5.Masa Remaja (adolescence) ditandai
adanya kecenderungan identity – Identity Confusion. Sebagai persiapan
ke arah kedewasaan didukung pula oleh kemampuan dan kecakapan–kecakapan
yang dimilikinya dia berusaha untuk membentuk dan memperlihatkan
identitas diri, ciri-ciri yang khas dari dirinya. Dorongan membentuk dan
memperlihatkan identitas diri ini, pada para remaja sering sekali
sangat ekstrim dan berlebihan, sehingga tidak jarang dipandang oleh
lingkungannya sebagai penyimpangan atau kenakalan. Dorongan pembentukan
identitas diri yang kuat di satu pihak, sering diimbangi oleh rasa setia
kawan dan toleransi yang besar terhadap kelompok sebayanya. Di antara
kelompok sebaya mereka mengadakan pembagian peran, dan seringkali mereka
sangat patuh terhadap peran yang diberikan kepada masing-masing
anggota.
6.Masa Dewasa Awal (Young adulthood) ditandai
adanya kecenderungan intimacy –isolation. Kalau pada masa sebelumnya,
individu memiliki ikatan yang kuat dengan kelompok sebaya, namun pada
masa ini ikatan kelompok sudah mulai longgar. Mereka sudah mulai
selektif, dia membina hubungan yang intim hanya dengan orang-orang
tertentu yang sepaham. Jadi pada tahap ini timbul dorongan untuk
membentuk hubungan yang intim dengan orang-orang tertentu, dan kurang
akrab atau renggang dengan yang lainnya.
7.Masa Dewasa (Adulthood) ditandai
adanya kecenderungan generativity – stagnation. Sesuai dengan namanya
masa dewasa, pada tahap ini individu telah mencapai puncak dari
perkembangan segala kemampuannya. Pengetahuannya cukup luas,
kecakapannya cukup banyak, sehingga perkembangan individu sangat pesat.

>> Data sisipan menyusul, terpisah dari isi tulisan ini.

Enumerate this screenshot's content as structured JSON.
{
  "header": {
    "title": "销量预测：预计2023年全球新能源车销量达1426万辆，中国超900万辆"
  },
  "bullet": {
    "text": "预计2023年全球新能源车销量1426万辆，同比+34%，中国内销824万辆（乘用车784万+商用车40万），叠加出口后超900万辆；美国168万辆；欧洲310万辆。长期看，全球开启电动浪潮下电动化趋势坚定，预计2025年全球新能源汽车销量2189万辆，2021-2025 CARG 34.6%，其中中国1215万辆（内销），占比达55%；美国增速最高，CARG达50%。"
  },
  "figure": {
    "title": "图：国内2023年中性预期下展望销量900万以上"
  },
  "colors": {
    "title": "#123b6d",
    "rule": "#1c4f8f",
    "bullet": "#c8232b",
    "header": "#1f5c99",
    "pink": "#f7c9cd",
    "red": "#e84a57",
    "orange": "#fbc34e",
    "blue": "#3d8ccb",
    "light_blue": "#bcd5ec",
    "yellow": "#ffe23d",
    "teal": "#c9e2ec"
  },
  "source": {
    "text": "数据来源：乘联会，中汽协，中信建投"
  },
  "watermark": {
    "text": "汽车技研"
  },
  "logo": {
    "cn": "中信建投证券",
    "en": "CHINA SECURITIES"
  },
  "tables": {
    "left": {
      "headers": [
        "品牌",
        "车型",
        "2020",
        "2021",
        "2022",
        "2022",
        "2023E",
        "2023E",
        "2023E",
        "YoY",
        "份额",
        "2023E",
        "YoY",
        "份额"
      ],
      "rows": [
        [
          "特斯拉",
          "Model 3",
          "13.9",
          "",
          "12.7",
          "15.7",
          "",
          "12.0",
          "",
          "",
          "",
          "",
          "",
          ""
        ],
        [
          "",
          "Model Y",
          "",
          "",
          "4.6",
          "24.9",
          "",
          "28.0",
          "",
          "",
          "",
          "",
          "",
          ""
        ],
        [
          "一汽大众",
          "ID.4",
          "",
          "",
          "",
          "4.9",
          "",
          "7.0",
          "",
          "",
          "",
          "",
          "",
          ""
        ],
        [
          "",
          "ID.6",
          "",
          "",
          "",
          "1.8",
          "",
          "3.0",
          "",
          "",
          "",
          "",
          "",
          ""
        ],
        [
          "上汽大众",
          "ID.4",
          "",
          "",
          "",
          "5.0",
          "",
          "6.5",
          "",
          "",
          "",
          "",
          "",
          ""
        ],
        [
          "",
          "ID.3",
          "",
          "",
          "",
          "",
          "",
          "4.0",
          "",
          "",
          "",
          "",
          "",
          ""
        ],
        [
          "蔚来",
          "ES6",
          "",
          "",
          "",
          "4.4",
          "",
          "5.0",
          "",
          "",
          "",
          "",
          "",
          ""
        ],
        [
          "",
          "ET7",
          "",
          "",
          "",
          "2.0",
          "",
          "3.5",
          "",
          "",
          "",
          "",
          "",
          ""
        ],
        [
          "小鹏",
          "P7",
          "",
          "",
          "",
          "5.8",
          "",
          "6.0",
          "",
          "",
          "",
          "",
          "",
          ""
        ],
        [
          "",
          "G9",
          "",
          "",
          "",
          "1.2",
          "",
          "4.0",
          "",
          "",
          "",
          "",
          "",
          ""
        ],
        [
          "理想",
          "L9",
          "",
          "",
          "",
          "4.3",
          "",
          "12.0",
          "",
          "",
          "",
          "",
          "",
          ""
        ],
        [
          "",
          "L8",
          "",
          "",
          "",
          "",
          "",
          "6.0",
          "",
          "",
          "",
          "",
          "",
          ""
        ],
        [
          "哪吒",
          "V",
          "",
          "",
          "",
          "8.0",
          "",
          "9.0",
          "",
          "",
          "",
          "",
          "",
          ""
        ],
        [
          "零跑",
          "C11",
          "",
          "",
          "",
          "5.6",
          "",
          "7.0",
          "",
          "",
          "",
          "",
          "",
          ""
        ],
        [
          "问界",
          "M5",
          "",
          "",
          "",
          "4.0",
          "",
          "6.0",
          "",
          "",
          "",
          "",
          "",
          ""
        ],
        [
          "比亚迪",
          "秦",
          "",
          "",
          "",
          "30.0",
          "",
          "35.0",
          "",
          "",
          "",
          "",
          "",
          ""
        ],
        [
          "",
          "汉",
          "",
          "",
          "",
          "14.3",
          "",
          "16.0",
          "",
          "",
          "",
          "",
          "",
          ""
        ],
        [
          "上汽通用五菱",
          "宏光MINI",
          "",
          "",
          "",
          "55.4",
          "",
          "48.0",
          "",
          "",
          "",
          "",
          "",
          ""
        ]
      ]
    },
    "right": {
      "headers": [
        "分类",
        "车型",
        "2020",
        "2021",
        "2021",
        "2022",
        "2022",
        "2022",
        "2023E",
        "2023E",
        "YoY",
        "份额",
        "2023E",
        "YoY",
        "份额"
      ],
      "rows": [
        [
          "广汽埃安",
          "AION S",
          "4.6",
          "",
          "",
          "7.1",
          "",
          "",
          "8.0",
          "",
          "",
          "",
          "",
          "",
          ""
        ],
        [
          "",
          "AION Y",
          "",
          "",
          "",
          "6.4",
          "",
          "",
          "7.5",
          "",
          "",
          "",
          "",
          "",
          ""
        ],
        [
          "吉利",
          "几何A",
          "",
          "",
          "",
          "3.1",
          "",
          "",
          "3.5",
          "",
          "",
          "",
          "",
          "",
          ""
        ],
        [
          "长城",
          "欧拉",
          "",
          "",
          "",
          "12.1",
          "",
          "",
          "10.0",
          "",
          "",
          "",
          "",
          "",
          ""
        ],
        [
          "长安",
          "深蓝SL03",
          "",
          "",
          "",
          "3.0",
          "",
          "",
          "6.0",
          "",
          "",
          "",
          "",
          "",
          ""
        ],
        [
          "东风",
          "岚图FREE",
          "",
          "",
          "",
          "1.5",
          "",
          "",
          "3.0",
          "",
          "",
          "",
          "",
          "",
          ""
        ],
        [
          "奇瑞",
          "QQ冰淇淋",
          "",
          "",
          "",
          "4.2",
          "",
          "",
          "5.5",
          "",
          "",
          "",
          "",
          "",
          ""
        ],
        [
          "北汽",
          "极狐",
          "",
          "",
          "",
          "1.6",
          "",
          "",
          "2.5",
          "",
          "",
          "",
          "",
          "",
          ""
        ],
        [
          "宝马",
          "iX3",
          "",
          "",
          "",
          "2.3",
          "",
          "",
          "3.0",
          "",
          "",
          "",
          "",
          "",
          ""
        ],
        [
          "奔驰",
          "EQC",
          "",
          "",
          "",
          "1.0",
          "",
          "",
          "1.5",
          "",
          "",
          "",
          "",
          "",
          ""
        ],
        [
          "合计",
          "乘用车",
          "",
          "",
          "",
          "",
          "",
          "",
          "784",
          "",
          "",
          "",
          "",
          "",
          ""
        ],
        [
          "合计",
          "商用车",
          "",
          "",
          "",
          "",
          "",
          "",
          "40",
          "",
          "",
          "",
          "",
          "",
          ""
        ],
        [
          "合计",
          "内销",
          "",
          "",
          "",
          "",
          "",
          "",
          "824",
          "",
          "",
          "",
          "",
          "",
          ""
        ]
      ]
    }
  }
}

Meskipun pengetahuan dan kecakapan individu sangat luas, tetapi dia
tidak mungkin dapat menguasai segala macam ilmu dan kecakapan, sehingga
tetap pengetahuan dan kecakapannya terbatas. Untuk mengerjakan atau
mencapai hal – hal tertentu ia mengalami hambatan.

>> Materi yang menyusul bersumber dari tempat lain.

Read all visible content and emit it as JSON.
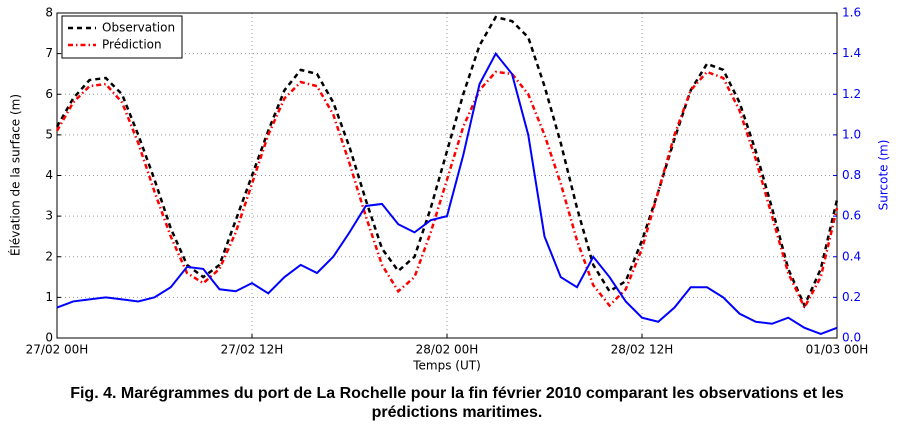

8.Masa hari tua (Senescence) ditandai
adanya kecenderungan ego integrity – despair. Pada masa ini individu
telah memiliki kesatuan atau intregitas pribadi, semua yang telah dikaji
dan didalaminya telah menjadi milik pribadinya. Pribadi yang telah
mapan di satu pihak digoyahkan oleh usianya yang mendekati akhir.

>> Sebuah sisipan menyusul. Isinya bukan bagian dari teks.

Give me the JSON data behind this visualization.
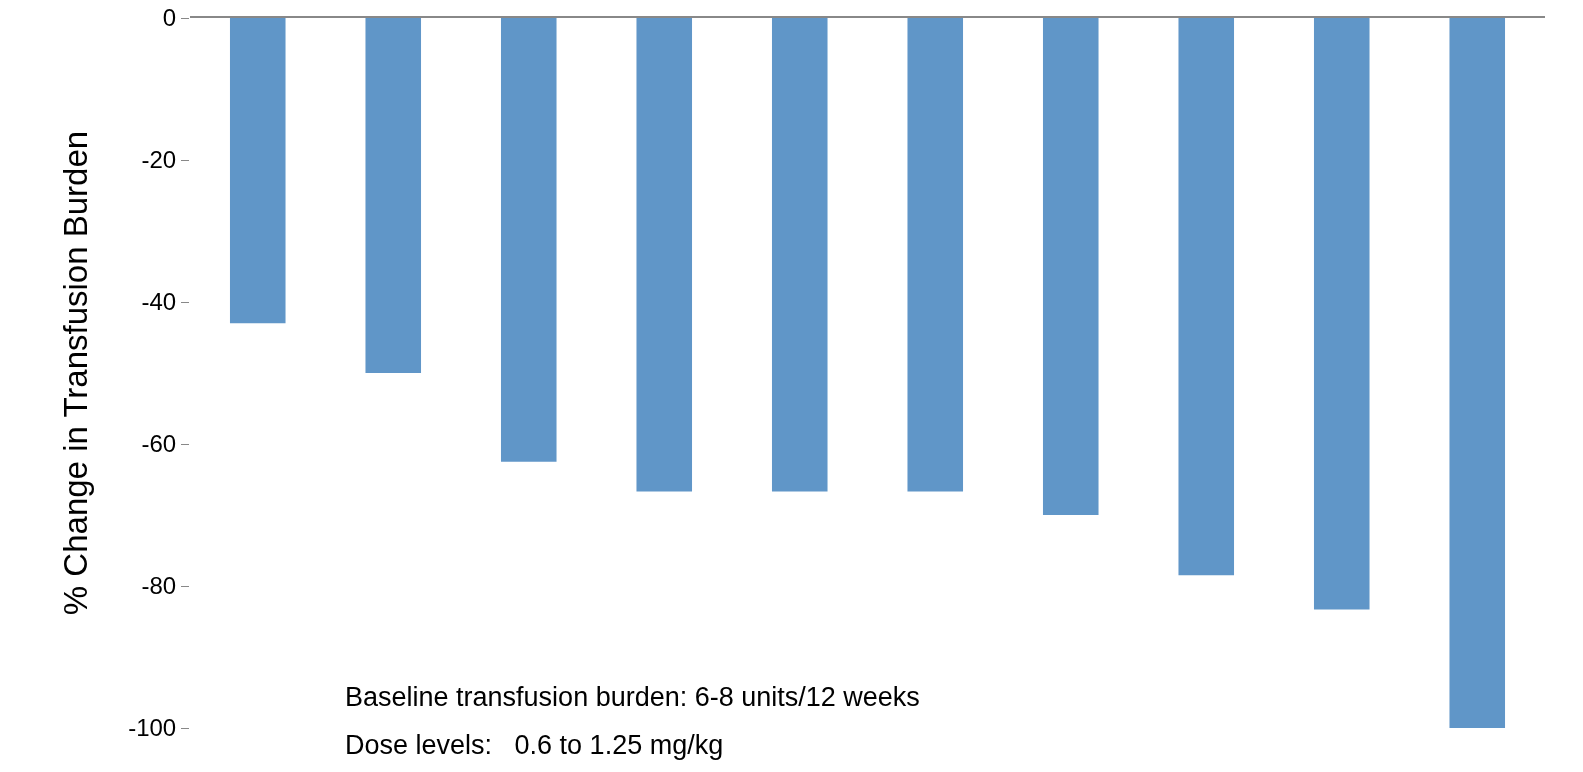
{
  "chart_data": {
    "type": "bar",
    "ylabel": "% Change in Transfusion Burden",
    "categories": [
      null,
      null,
      null,
      null,
      null,
      null,
      null,
      null,
      null,
      null
    ],
    "values": [
      -43,
      -50,
      -62.5,
      -66.7,
      -66.7,
      -66.7,
      -70,
      -78.5,
      -83.3,
      -100
    ],
    "color": "#6096c8",
    "ylim": [
      -100,
      0
    ],
    "yticks": [
      -100,
      -80,
      -60,
      -40,
      -20,
      0
    ],
    "grid": false,
    "tick_labels": "y",
    "annotations": [
      "Baseline transfusion burden: 6-8 units/12 weeks",
      "Dose levels:   0.6 to 1.25 mg/kg"
    ]
  }
}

Mungkin ia masih memiliki beberapa keinginan atau tujuan yang akan
dicapainya tetapi karena faktor usia, hal itu sedikit sekali kemungkinan
untuk dapat dicapai. Dalam situasi ini individu merasa putus asa.
Dorongan untuk terus berprestasi masih ada, tetapi pengikisan kemampuan
karena usia seringkali mematahkan dorongan tersebut, sehingga
keputusasaan acapkali menghantuinya.